Same idea, different file. Both sit at project root and load on session start. Many teams keep both so either tool works on the same repo. AGENTS.md is becoming a quasi-standard.

Which is more secure?

Codex by default — it sandboxes at the OS kernel level (Seatbelt/Landlock) and runs cloud tasks with the internet disabled. Claude Code relies on per-tool permission prompts and hooks; secure if configured, looser if not.

Can I use both Claude Code and Codex on the same repo?

Yes. Hybrid pattern: Claude Code for architecture and complex changes, Codex Cloud for bulk parallel PRs. Keep both CLAUDE.md and AGENTS.md at the project root.

Which one has the bigger context window?

Claude Sonnet 4.6 ships a 1M-token window at standard pricing.
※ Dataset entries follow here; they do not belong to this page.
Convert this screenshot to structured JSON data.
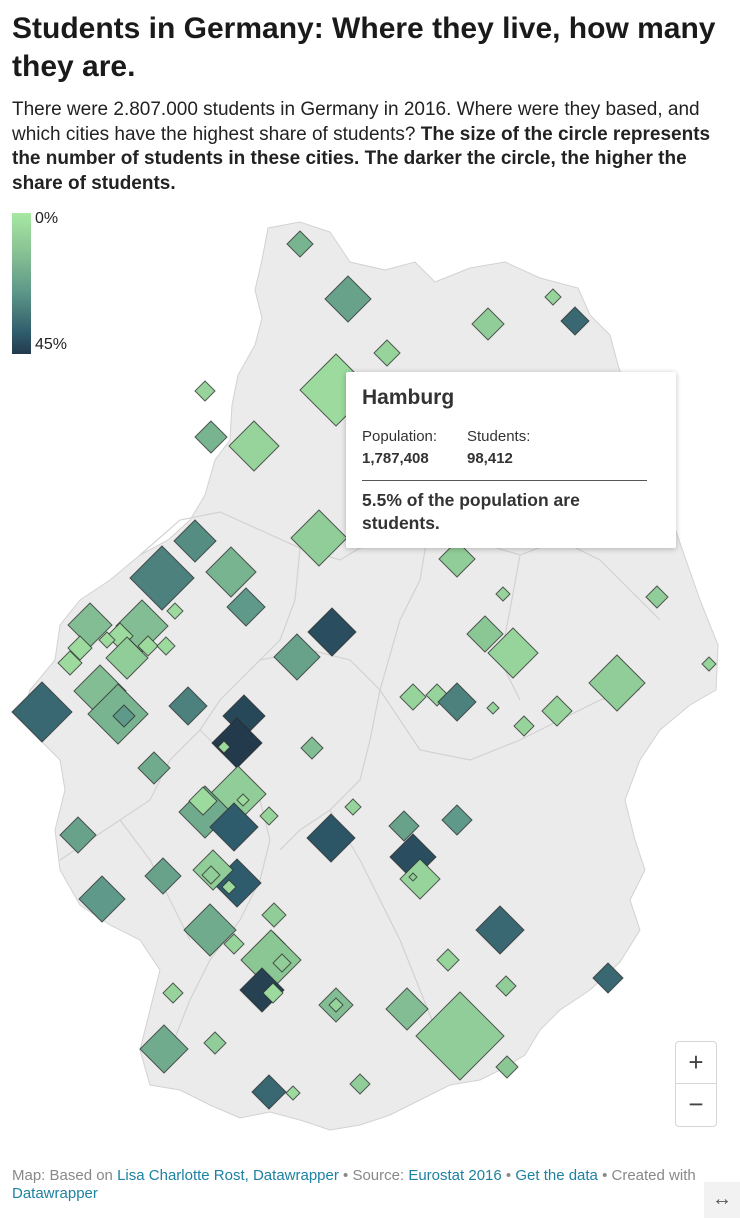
{
  "title": "Students in Germany: Where they live, how many they are.",
  "intro": {
    "plain": "There were 2.807.000 students in Germany in 2016. Where were they based, and which cities have the highest share of students?",
    "bold": "The size of the circle represents the number of students in these cities. The darker the circle, the higher the share of students."
  },
  "legend": {
    "min_label": "0%",
    "max_label": "45%",
    "colors": [
      "#a7e8a3",
      "#223a4c"
    ]
  },
  "tooltip": {
    "city": "Hamburg",
    "population_label": "Population:",
    "population_value": "1,787,408",
    "students_label": "Students:",
    "students_value": "98,412",
    "share_text": "5.5% of the population are students."
  },
  "zoom": {
    "in_label": "+",
    "out_label": "−"
  },
  "footer": {
    "map_prefix": "Map: Based on",
    "map_link": "Lisa Charlotte Rost, Datawrapper",
    "source_prefix": "• Source:",
    "source_link": "Eurostat 2016",
    "sep": "•",
    "data_link": "Get the data",
    "created_prefix": "• Created with",
    "created_link": "Datawrapper"
  },
  "expand_icon": "↔",
  "colors": {
    "land": "#ebebeb",
    "border": "#d2d2d2",
    "marker_stroke": "#2b2b2b"
  }
}
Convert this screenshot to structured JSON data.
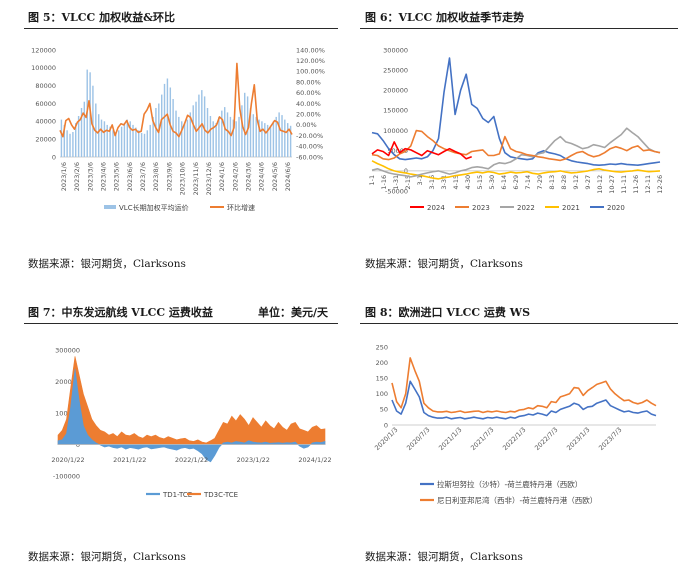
{
  "source_text": "数据来源：银河期货，Clarksons",
  "colors": {
    "blue": "#4472c4",
    "lightblue": "#9dc3e6",
    "orange": "#ed7d31",
    "gray": "#a5a5a5",
    "yellow": "#ffc000",
    "red": "#ff0000",
    "dark": "#2a2a2a"
  },
  "chart_data": [
    {
      "id": "fig5",
      "type": "bar+line",
      "title": "图 5：VLCC 加权收益&环比",
      "x_ticks": [
        "2023/1/6",
        "2023/2/6",
        "2023/3/6",
        "2023/4/6",
        "2023/5/6",
        "2023/6/6",
        "2023/7/6",
        "2023/8/6",
        "2023/9/6",
        "2023/10/6",
        "2023/11/6",
        "2023/12/6",
        "2024/1/6",
        "2024/2/6",
        "2024/3/6",
        "2024/4/6",
        "2024/5/6",
        "2024/6/6"
      ],
      "y_ticks": [
        "0",
        "20000",
        "40000",
        "60000",
        "80000",
        "100000",
        "120000"
      ],
      "y2_ticks": [
        "-60.00%",
        "-40.00%",
        "-20.00%",
        "0.00%",
        "20.00%",
        "40.00%",
        "60.00%",
        "80.00%",
        "100.00%",
        "120.00%",
        "140.00%"
      ],
      "ylim": [
        0,
        120000
      ],
      "y2lim": [
        -60,
        140
      ],
      "series": [
        {
          "name": "VLC长期加权平均运价",
          "type": "bar",
          "values": [
            42000,
            36000,
            30000,
            26000,
            28000,
            38000,
            46000,
            55000,
            62000,
            98000,
            95000,
            80000,
            60000,
            48000,
            42000,
            40000,
            36000,
            34000,
            30000,
            28000,
            30000,
            34000,
            38000,
            42000,
            40000,
            36000,
            33000,
            30000,
            27000,
            26000,
            30000,
            36000,
            45000,
            55000,
            60000,
            70000,
            82000,
            88000,
            78000,
            65000,
            52000,
            45000,
            40000,
            38000,
            42000,
            50000,
            58000,
            62000,
            70000,
            75000,
            68000,
            55000,
            46000,
            40000,
            38000,
            45000,
            52000,
            56000,
            50000,
            45000,
            42000,
            40000,
            45000,
            58000,
            72000,
            68000,
            55000,
            48000,
            45000,
            42000,
            40000,
            38000,
            36000,
            35000,
            40000,
            45000,
            50000,
            47000,
            42000,
            38000,
            35000
          ]
        },
        {
          "name": "环比增速",
          "type": "line",
          "values": [
            -10,
            -22,
            8,
            12,
            0,
            -8,
            5,
            10,
            22,
            14,
            45,
            2,
            -10,
            -15,
            -8,
            -14,
            -10,
            -12,
            0,
            -20,
            -5,
            2,
            0,
            8,
            -5,
            -10,
            -8,
            -14,
            -12,
            20,
            28,
            40,
            8,
            -5,
            -14,
            10,
            15,
            20,
            0,
            -12,
            -15,
            -22,
            -10,
            3,
            18,
            14,
            0,
            -12,
            -5,
            2,
            -10,
            -15,
            -8,
            -5,
            0,
            15,
            10,
            -8,
            -12,
            -20,
            -5,
            115,
            30,
            -3,
            -18,
            -5,
            40,
            75,
            10,
            -12,
            -8,
            -15,
            -8,
            0,
            8,
            5,
            -10,
            -12,
            -14,
            -8,
            -18
          ]
        }
      ],
      "legend": [
        "VLC长期加权平均运价",
        "环比增速"
      ]
    },
    {
      "id": "fig6",
      "type": "line",
      "title": "图 6：VLCC 加权收益季节走势",
      "x_ticks": [
        "1-1",
        "1-16",
        "1-31",
        "2-15",
        "3-1",
        "3-16",
        "3-31",
        "4-15",
        "4-30",
        "5-15",
        "5-30",
        "6-14",
        "6-29",
        "7-14",
        "7-29",
        "8-13",
        "8-28",
        "9-12",
        "9-27",
        "10-12",
        "10-27",
        "11-11",
        "11-26",
        "12-11",
        "12-26"
      ],
      "y_ticks": [
        "-50000",
        "0",
        "50000",
        "100000",
        "150000",
        "200000",
        "250000",
        "300000"
      ],
      "ylim": [
        -50000,
        300000
      ],
      "series": [
        {
          "name": "2024",
          "color": "#ff0000",
          "values": [
            42000,
            52000,
            48000,
            38000,
            72000,
            45000,
            55000,
            52000,
            45000,
            38000,
            50000,
            45000,
            40000,
            48000,
            55000,
            48000,
            42000,
            30000,
            35000
          ]
        },
        {
          "name": "2023",
          "color": "#ed7d31",
          "values": [
            40000,
            38000,
            30000,
            28000,
            32000,
            42000,
            48000,
            62000,
            100000,
            98000,
            85000,
            75000,
            62000,
            55000,
            50000,
            45000,
            42000,
            40000,
            48000,
            50000,
            52000,
            38000,
            38000,
            42000,
            85000,
            55000,
            48000,
            45000,
            40000,
            38000,
            35000,
            33000,
            30000,
            28000,
            26000,
            30000,
            38000,
            45000,
            48000,
            40000,
            35000,
            38000,
            45000,
            55000,
            60000,
            56000,
            50000,
            58000,
            62000,
            50000,
            52000,
            48000,
            45000
          ]
        },
        {
          "name": "2022",
          "color": "#a5a5a5",
          "values": [
            2000,
            5000,
            0,
            -5000,
            -8000,
            -10000,
            -12000,
            -15000,
            -12000,
            -8000,
            -5000,
            -2000,
            0,
            -4000,
            -8000,
            -5000,
            0,
            3000,
            8000,
            10000,
            8000,
            5000,
            15000,
            20000,
            18000,
            22000,
            30000,
            40000,
            38000,
            35000,
            42000,
            45000,
            60000,
            75000,
            85000,
            72000,
            68000,
            62000,
            55000,
            58000,
            65000,
            62000,
            58000,
            70000,
            80000,
            90000,
            106000,
            95000,
            85000,
            70000,
            55000,
            48000,
            45000
          ]
        },
        {
          "name": "2021",
          "color": "#ffc000",
          "values": [
            25000,
            18000,
            12000,
            5000,
            0,
            -3000,
            -5000,
            -8000,
            -10000,
            -12000,
            -15000,
            -18000,
            -20000,
            -17000,
            -15000,
            -12000,
            -10000,
            -8000,
            -5000,
            -3000,
            -5000,
            -2000,
            -4000,
            -8000,
            -6000,
            -3000,
            -5000,
            -4000,
            -2000,
            -6000,
            -8000,
            -5000,
            -3000,
            -2000,
            0,
            -3000,
            -5000,
            -4000,
            -2000,
            0,
            3000,
            5000,
            2000,
            0,
            -2000,
            -3000,
            -1000,
            0,
            2000,
            0,
            -2000,
            -1000,
            0
          ]
        },
        {
          "name": "2020",
          "color": "#4472c4",
          "values": [
            95000,
            92000,
            75000,
            55000,
            40000,
            30000,
            28000,
            30000,
            32000,
            30000,
            35000,
            50000,
            80000,
            195000,
            280000,
            140000,
            200000,
            240000,
            165000,
            155000,
            130000,
            120000,
            135000,
            80000,
            45000,
            35000,
            32000,
            30000,
            28000,
            30000,
            45000,
            50000,
            45000,
            42000,
            38000,
            30000,
            25000,
            22000,
            20000,
            18000,
            15000,
            14000,
            15000,
            17000,
            16000,
            18000,
            16000,
            15000,
            14000,
            16000,
            18000,
            20000,
            22000
          ]
        }
      ],
      "legend": [
        "2024",
        "2023",
        "2022",
        "2021",
        "2020"
      ]
    },
    {
      "id": "fig7",
      "type": "area",
      "title": "图 7：中东发远航线 VLCC 运费收益",
      "unit": "单位：美元/天",
      "x_ticks": [
        "2020/1/22",
        "2021/1/22",
        "2022/1/22",
        "2023/1/22",
        "2024/1/22"
      ],
      "y_ticks": [
        "-100000",
        "0",
        "100000",
        "200000",
        "300000"
      ],
      "ylim": [
        -100000,
        300000
      ],
      "series": [
        {
          "name": "TD1-TCE",
          "color": "#5b9bd5",
          "values": [
            12000,
            15000,
            35000,
            120000,
            240000,
            140000,
            60000,
            30000,
            15000,
            5000,
            -2000,
            -8000,
            -5000,
            -10000,
            -12000,
            -8000,
            -15000,
            -10000,
            -12000,
            -15000,
            -10000,
            -8000,
            -14000,
            -12000,
            -10000,
            -8000,
            -12000,
            -15000,
            -18000,
            -12000,
            -10000,
            -14000,
            -12000,
            -20000,
            -30000,
            -48000,
            -55000,
            -35000,
            -10000,
            5000,
            8000,
            5000,
            10000,
            8000,
            5000,
            12000,
            8000,
            6000,
            5000,
            8000,
            4000,
            5000,
            6000,
            4000,
            6000,
            5000,
            8000,
            -5000,
            -12000,
            -8000,
            5000,
            8000,
            6000,
            10000
          ]
        },
        {
          "name": "TD3C-TCE",
          "color": "#ed7d31",
          "values": [
            30000,
            45000,
            80000,
            180000,
            280000,
            220000,
            160000,
            120000,
            80000,
            60000,
            45000,
            40000,
            30000,
            35000,
            25000,
            40000,
            30000,
            28000,
            35000,
            25000,
            20000,
            30000,
            25000,
            30000,
            22000,
            18000,
            25000,
            20000,
            15000,
            18000,
            20000,
            12000,
            10000,
            15000,
            8000,
            5000,
            12000,
            20000,
            45000,
            70000,
            65000,
            90000,
            75000,
            95000,
            80000,
            60000,
            85000,
            70000,
            55000,
            75000,
            60000,
            50000,
            70000,
            55000,
            45000,
            65000,
            70000,
            50000,
            45000,
            40000,
            55000,
            60000,
            48000,
            50000
          ]
        }
      ],
      "legend": [
        "TD1-TCE",
        "TD3C-TCE"
      ]
    },
    {
      "id": "fig8",
      "type": "line",
      "title": "图 8：欧洲进口 VLCC 运费 WS",
      "x_ticks": [
        "2020/1/3",
        "2020/7/3",
        "2021/1/3",
        "2021/7/3",
        "2022/1/3",
        "2022/7/3",
        "2023/1/3",
        "2023/7/3"
      ],
      "y_ticks": [
        "0",
        "50",
        "100",
        "150",
        "200",
        "250"
      ],
      "ylim": [
        0,
        250
      ],
      "series": [
        {
          "name": "拉斯坦努拉（沙特）-荷兰鹿特丹港（西欧）",
          "color": "#4472c4",
          "values": [
            80,
            45,
            35,
            70,
            140,
            115,
            90,
            40,
            30,
            25,
            22,
            22,
            25,
            20,
            22,
            24,
            20,
            22,
            25,
            22,
            20,
            24,
            22,
            25,
            22,
            20,
            25,
            22,
            28,
            30,
            35,
            32,
            38,
            35,
            30,
            45,
            40,
            50,
            55,
            60,
            70,
            65,
            50,
            58,
            60,
            70,
            75,
            80,
            62,
            55,
            48,
            42,
            45,
            40,
            38,
            42,
            45,
            35,
            30
          ]
        },
        {
          "name": "尼日利亚邦尼湾（西非）-荷兰鹿特丹港（西欧）",
          "color": "#ed7d31",
          "values": [
            135,
            75,
            55,
            100,
            215,
            175,
            140,
            70,
            55,
            45,
            42,
            42,
            44,
            40,
            42,
            45,
            40,
            42,
            44,
            45,
            40,
            44,
            42,
            45,
            42,
            40,
            44,
            42,
            48,
            50,
            55,
            52,
            62,
            60,
            55,
            75,
            72,
            90,
            95,
            100,
            120,
            118,
            95,
            110,
            120,
            130,
            135,
            140,
            115,
            100,
            88,
            78,
            80,
            72,
            68,
            72,
            80,
            70,
            62
          ]
        }
      ],
      "legend": [
        "拉斯坦努拉（沙特）-荷兰鹿特丹港（西欧）",
        "尼日利亚邦尼湾（西非）-荷兰鹿特丹港（西欧）"
      ]
    }
  ]
}
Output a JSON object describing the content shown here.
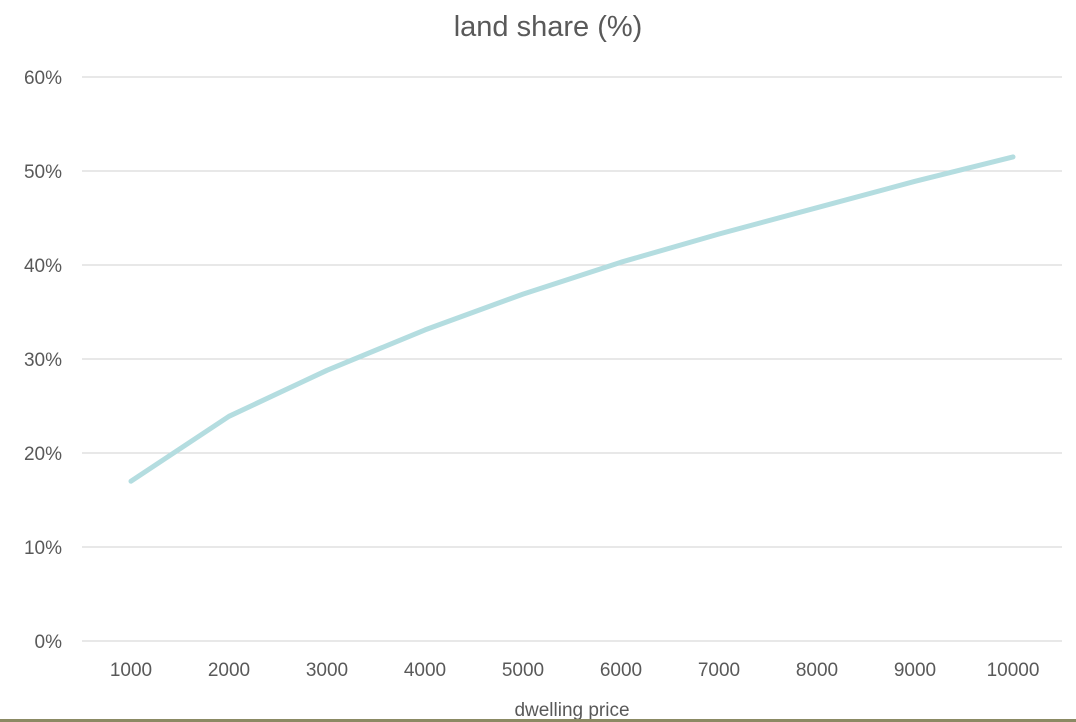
{
  "chart_data": {
    "type": "line",
    "title": "land share (%)",
    "xlabel": "dwelling price",
    "ylabel": "",
    "categories": [
      "1000",
      "2000",
      "3000",
      "4000",
      "5000",
      "6000",
      "7000",
      "8000",
      "9000",
      "10000"
    ],
    "series": [
      {
        "values": [
          17.0,
          23.9,
          28.8,
          33.1,
          36.9,
          40.3,
          43.3,
          46.1,
          48.9,
          51.5
        ],
        "color": "#b4dde0"
      }
    ],
    "ylim": [
      0,
      60
    ],
    "yticks": [
      0,
      10,
      20,
      30,
      40,
      50,
      60
    ],
    "ytick_labels": [
      "0%",
      "10%",
      "20%",
      "30%",
      "40%",
      "50%",
      "60%"
    ],
    "grid": true,
    "legend": "none",
    "colors": {
      "text": "#595959",
      "grid": "#d9d9d9",
      "bottom_rule": "#8b8a64"
    }
  }
}
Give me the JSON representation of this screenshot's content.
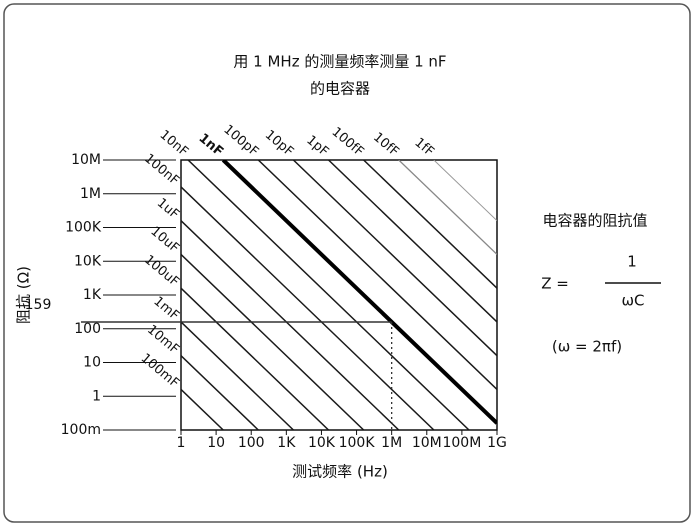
{
  "chart_data": {
    "type": "capacitor-impedance",
    "title": "用 1 MHz 的测量频率测量 1 nF",
    "subtitle": "的电容器",
    "x_label": "测试频率 (Hz)",
    "y_label": "阻抗 (Ω)",
    "xscale": "log",
    "yscale": "log",
    "xlim": [
      1,
      1000000000
    ],
    "ylim": [
      0.1,
      10000000
    ],
    "xticks": [
      1,
      10,
      100,
      {
        "value": 1000,
        "label": "1K"
      },
      {
        "value": 10000,
        "label": "10K"
      },
      {
        "value": 100000,
        "label": "100K"
      },
      {
        "value": 1000000,
        "label": "1M"
      },
      {
        "value": 10000000,
        "label": "10M"
      },
      {
        "value": 100000000,
        "label": "100M"
      },
      {
        "value": 1000000000,
        "label": "1G"
      }
    ],
    "yticks": [
      {
        "value": 0.1,
        "label": "100m"
      },
      1,
      10,
      100,
      {
        "value": 1000,
        "label": "1K"
      },
      {
        "value": 10000,
        "label": "10K"
      },
      {
        "value": 100000,
        "label": "100K"
      },
      {
        "value": 1000000,
        "label": "1M"
      },
      {
        "value": 10000000,
        "label": "10M"
      }
    ],
    "series": [
      {
        "name": "1fF",
        "capacitance": 1e-15,
        "color": "#999999",
        "width": 1
      },
      {
        "name": "10fF",
        "capacitance": 1e-14,
        "color": "#888888",
        "width": 1.3
      },
      {
        "name": "100fF",
        "capacitance": 1e-13,
        "color": "#1a1a1a",
        "width": 1.5
      },
      {
        "name": "1pF",
        "capacitance": 1e-12,
        "color": "#1a1a1a",
        "width": 1.5
      },
      {
        "name": "10pF",
        "capacitance": 1e-11,
        "color": "#1a1a1a",
        "width": 1.5
      },
      {
        "name": "100pF",
        "capacitance": 1e-10,
        "color": "#1a1a1a",
        "width": 1.5
      },
      {
        "name": "1nF",
        "capacitance": 1e-09,
        "color": "#000000",
        "width": 4
      },
      {
        "name": "10nF",
        "capacitance": 1e-08,
        "color": "#1a1a1a",
        "width": 1.5
      },
      {
        "name": "100nF",
        "capacitance": 1e-07,
        "color": "#1a1a1a",
        "width": 1.5
      },
      {
        "name": "1uF",
        "capacitance": 1e-06,
        "color": "#1a1a1a",
        "width": 1.5
      },
      {
        "name": "10uF",
        "capacitance": 1e-05,
        "color": "#1a1a1a",
        "width": 1.5
      },
      {
        "name": "100uF",
        "capacitance": 0.0001,
        "color": "#1a1a1a",
        "width": 1.5
      },
      {
        "name": "1mF",
        "capacitance": 0.001,
        "color": "#1a1a1a",
        "width": 1.5
      },
      {
        "name": "10mF",
        "capacitance": 0.01,
        "color": "#1a1a1a",
        "width": 1.5
      },
      {
        "name": "100mF",
        "capacitance": 0.1,
        "color": "#1a1a1a",
        "width": 1.5
      }
    ],
    "marker": {
      "x": 1000000,
      "y": 159
    },
    "formula": {
      "heading": "电容器的阻抗值",
      "lhs": "Z =",
      "numerator": "1",
      "denominator": "ωC",
      "note": "(ω = 2πf)"
    }
  }
}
Codex's GPT-5.x models are at 400K. For very long-context work, Claude has the edge.

Does either one support voice input?

Codex's CLI supports a hold-spacebar voice transcription. Claude Code does not currently.

The bottom line

Claude Code is the better hand-on-the-keyboard pair-programmer in 2026 — higher quality on hard tasks, larger context, deeper IDE integration. OpenAI Codex is the better autonomous worker — cheaper per task, better sandboxing by default, smoother PR-from-anywhere workflow. Neither one obviates the other; the best engineers in 2026 don't pick — they use both.

If you're picking one: start with whichever ecosystem you're already paying for. If you're paying for both: keep paying for both. The expensive part is always the developer.